When Sharpening Becomes Collapse: Sampling Bias and Semantic Coupling in RL with Verifiable Rewards
This addresses a critical failure mode in RLVR for LLMs, which is important for reliable problem-solving in logic-heavy domains.
The paper investigates how Reinforcement Learning with Verifiable Rewards (RLVR) can cause policy collapse onto limited modes due to sampling bias and semantic coupling, and proposes calibration methods that improve generalization.

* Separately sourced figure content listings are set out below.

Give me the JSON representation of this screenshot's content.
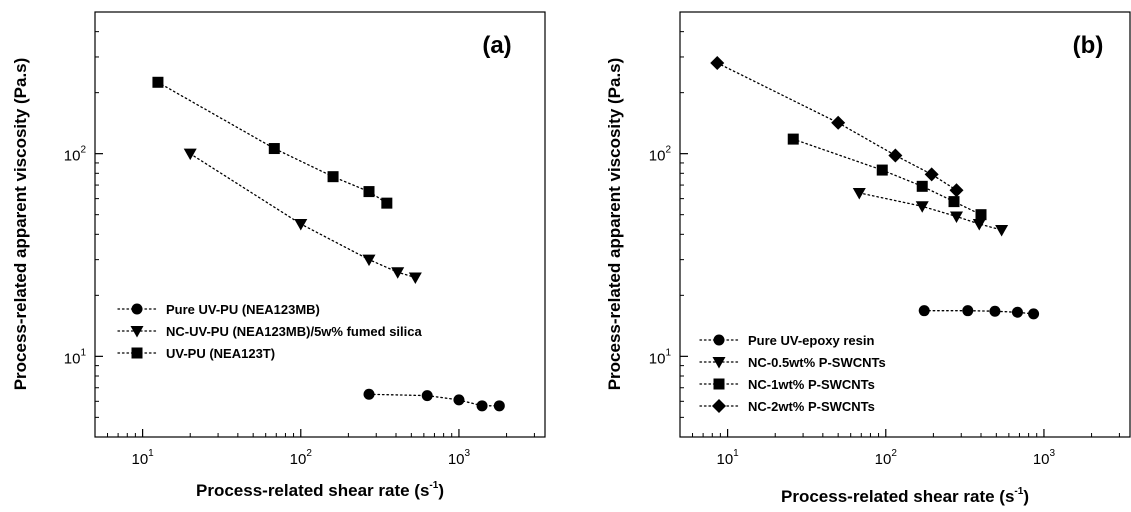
{
  "chart_data": [
    {
      "type": "scatter",
      "panel_label": "(a)",
      "xlabel_main": "Process-related shear rate (s",
      "xlabel_sup": "-1",
      "xlabel_end": ")",
      "ylabel": "Process-related apparent viscosity (Pa.s)",
      "xscale": "log",
      "yscale": "log",
      "xlim": [
        5,
        3500
      ],
      "ylim": [
        4,
        500
      ],
      "xticks": [
        {
          "base": "10",
          "exp": "1",
          "value": 10
        },
        {
          "base": "10",
          "exp": "2",
          "value": 100
        },
        {
          "base": "10",
          "exp": "3",
          "value": 1000
        }
      ],
      "yticks": [
        {
          "base": "10",
          "exp": "1",
          "value": 10
        },
        {
          "base": "10",
          "exp": "2",
          "value": 100
        }
      ],
      "grid": false,
      "legend_position": "center-left",
      "series": [
        {
          "name": "Pure UV-PU (NEA123MB)",
          "marker": "circle",
          "x": [
            270,
            630,
            1000,
            1400,
            1800
          ],
          "y": [
            6.5,
            6.4,
            6.1,
            5.7,
            5.7
          ]
        },
        {
          "name": "NC-UV-PU (NEA123MB)/5w% fumed silica",
          "marker": "triangle-down",
          "x": [
            20,
            100,
            270,
            410,
            530
          ],
          "y": [
            100,
            45,
            30,
            26,
            24.5
          ]
        },
        {
          "name": "UV-PU (NEA123T)",
          "marker": "square",
          "x": [
            12.5,
            68,
            160,
            270,
            350
          ],
          "y": [
            225,
            106,
            77,
            65,
            57
          ]
        }
      ]
    },
    {
      "type": "scatter",
      "panel_label": "(b)",
      "xlabel_main": "Process-related shear rate (s",
      "xlabel_sup": "-1",
      "xlabel_end": ")",
      "ylabel": "Process-related apparent viscosity (Pa.s)",
      "xscale": "log",
      "yscale": "log",
      "xlim": [
        5,
        3500
      ],
      "ylim": [
        4,
        500
      ],
      "xticks": [
        {
          "base": "10",
          "exp": "1",
          "value": 10
        },
        {
          "base": "10",
          "exp": "2",
          "value": 100
        },
        {
          "base": "10",
          "exp": "3",
          "value": 1000
        }
      ],
      "yticks": [
        {
          "base": "10",
          "exp": "1",
          "value": 10
        },
        {
          "base": "10",
          "exp": "2",
          "value": 100
        }
      ],
      "grid": false,
      "legend_position": "bottom-left",
      "series": [
        {
          "name": "Pure UV-epoxy resin",
          "marker": "circle",
          "x": [
            175,
            330,
            490,
            680,
            860
          ],
          "y": [
            16.8,
            16.8,
            16.7,
            16.5,
            16.2
          ]
        },
        {
          "name": "NC-0.5wt% P-SWCNTs",
          "marker": "triangle-down",
          "x": [
            68,
            170,
            280,
            390,
            540
          ],
          "y": [
            64,
            55,
            49,
            45,
            42
          ]
        },
        {
          "name": "NC-1wt% P-SWCNTs",
          "marker": "square",
          "x": [
            26,
            95,
            170,
            270,
            400
          ],
          "y": [
            118,
            83,
            69,
            58,
            50
          ]
        },
        {
          "name": "NC-2wt% P-SWCNTs",
          "marker": "diamond",
          "x": [
            8.6,
            50,
            115,
            195,
            280
          ],
          "y": [
            280,
            142,
            98,
            79,
            66
          ]
        }
      ]
    }
  ]
}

Reinforcement Learning with Verifiable Rewards (RLVR) is a central paradigm for turning large language models (LLMs) into reliable problem solvers, especially in logic-heavy domains. Despite its empirical success, it remains unclear whether RLVR elicits novel capabilities or merely sharpens the distribution over existing knowledge. We study this by formalizing over-sharpening, a phenomenon where the policy collapses onto limited modes, suppressing valid alternatives. At a high level, we discover finite-batch updates intrinsically bias learning toward sampled modes, triggering a collapse that propagates globally via semantic coupling. To mitigate this, we propose inverse-success advantage calibration to prioritize difficult queries and distribution-level calibration to diversify sampling via a memory network. Empirical evaluations validate that our strategies can effectively improve generalization.